Indeed, nowadays, deep learning (DL) technology has become a focal point in the fields of machine learning (ML), artificial intelligence (AI), data science, and analytics. This prominence is due to its exceptional ability to extract insights from provided data. Within its operational domain, DL is recognized as a subset of both ML and AI, representing an AI function that emulates the cognitive data processing capabilities of the human brain. Notably, DL distinguishes itself from traditional ML by demonstrating increased efficiency as data volumes grow. Through the use of multiple layers to capture data abstractions, DL constructs computational models that facilitate intricate learning processes. Although DL requires extensive training time due to a substantial number of parameters, its testing phase exhibits noteworthy efficiency compared to other ML algorithms, necessitating less computational time (Xin et al., 2018). In recent years, ML has found application in various domains such as encompassing text mining, spam detection, video recommendation, image classification, and multimedia concept retrieval. In Rozenwald et al. (2020), linear regression models with four types of regularization, gradient boosting, and recurrent neural networks (RNN) are presented as tools for investigating chromatin folding characteristics linked to TADs using epigenetic chromatin immunoprecipitation data. The study Amrit et al. (2017) involves the examination of whether meaningful patterns are identified in the consultation data to detect abuse using machine learning techniques namely, naive Bayes, support vector machine, and random forest. A comprehensive study Hossain et al. (2019) is conducted in this paper, focusing on the utilization of big data and machine learning within the electrical power grid context, as introduced by the next-generation power system known as the smart grid. In Crawford et al. (2015), a survey is carried out on the prominent machine learning techniques that have been suggested for addressing the issue of review spam detection, and the performance of various approaches in the classification and identification of review spam is assessed. In Al-Dulaimi et al. (2019), a method of linear discriminant analysis is proposed in which bispectral invariant features from a segmented Human Epithelial Type-2 (HEp-2) specimen cell shape are used to enable the generalization of features to variations in shape, rotation, scaling, and shifting.

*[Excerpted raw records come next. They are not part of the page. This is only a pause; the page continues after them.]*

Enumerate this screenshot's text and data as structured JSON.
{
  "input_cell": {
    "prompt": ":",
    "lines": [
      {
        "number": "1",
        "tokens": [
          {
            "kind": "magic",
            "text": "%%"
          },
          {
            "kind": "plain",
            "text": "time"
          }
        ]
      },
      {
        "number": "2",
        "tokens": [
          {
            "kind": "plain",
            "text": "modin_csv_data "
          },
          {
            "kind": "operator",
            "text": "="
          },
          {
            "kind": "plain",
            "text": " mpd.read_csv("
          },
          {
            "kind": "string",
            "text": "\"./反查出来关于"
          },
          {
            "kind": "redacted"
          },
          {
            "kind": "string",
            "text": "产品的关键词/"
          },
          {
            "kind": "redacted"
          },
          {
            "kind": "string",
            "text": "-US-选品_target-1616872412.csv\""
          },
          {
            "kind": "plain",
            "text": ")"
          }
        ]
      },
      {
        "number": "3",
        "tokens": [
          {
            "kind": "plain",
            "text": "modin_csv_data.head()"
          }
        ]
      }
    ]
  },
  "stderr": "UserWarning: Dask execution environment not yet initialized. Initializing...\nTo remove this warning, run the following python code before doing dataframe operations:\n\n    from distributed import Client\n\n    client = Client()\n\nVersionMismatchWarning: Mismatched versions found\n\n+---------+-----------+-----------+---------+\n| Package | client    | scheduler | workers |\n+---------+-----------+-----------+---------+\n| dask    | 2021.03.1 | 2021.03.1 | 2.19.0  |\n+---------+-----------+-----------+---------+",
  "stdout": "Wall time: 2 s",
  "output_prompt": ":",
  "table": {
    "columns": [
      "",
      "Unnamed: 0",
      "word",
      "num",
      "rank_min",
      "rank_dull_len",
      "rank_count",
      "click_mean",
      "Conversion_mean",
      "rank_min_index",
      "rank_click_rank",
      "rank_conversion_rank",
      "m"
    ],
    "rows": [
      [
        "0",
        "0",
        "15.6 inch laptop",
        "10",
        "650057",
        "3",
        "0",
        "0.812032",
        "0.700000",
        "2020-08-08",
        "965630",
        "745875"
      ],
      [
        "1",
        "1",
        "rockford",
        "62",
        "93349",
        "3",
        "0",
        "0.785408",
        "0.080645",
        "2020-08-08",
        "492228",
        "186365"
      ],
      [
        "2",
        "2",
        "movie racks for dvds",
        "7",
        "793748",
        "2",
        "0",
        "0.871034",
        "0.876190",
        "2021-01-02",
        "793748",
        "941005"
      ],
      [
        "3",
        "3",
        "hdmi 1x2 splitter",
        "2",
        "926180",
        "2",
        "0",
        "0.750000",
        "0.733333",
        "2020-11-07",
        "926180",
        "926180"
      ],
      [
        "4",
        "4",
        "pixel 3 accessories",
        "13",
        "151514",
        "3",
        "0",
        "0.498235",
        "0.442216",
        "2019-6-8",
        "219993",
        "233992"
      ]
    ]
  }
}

DL is also recognized as representation learning (RL). The increasing enthusiasm in the realms of deep and distributed learning can be ascribed to the exponential surge in data availability and the noteworthy advancements in hardware technologies, such as High-Performance Computing (HPC) (Potok et al., 2018). DL extends the principles of conventional neural networks but notably outperforms its precursors in terms of performance. Moreover, DL integrates transformations and graph-based methodologies to construct complex, multi-layer learning models. DL, among the different ML algorithms, has emerged as a widely adopted technique in different applications. In Liu et al. (2017), an overview is presented in which some widely-used deep learning architectures, namely autoencoder, convolutional neural network, deep belief network, and restricted Boltzmann machine, and their practical applications are detailed. In Pouyanfar et al. (2018), a thorough review is presented, covering historical and current state-of-the-art approaches in visual, audio, and text processing, as well as social network analysis and natural language processing using deep learning architectures. In Alom et al. (2019), a concise overview is presented regarding the advances observed in the field of DL, commencing with the deep neural network (DNN). Subsequently, coverage is provided for various components, including the convolutional neural network (CNN), recurrent neural network (RNN) encompassing long short-term memory (LSTM) and gated recurrent units (GRU), auto-encoder (AE), deep belief network (DBN), generative adversarial network (GAN), and deep reinforcement learning (DRL).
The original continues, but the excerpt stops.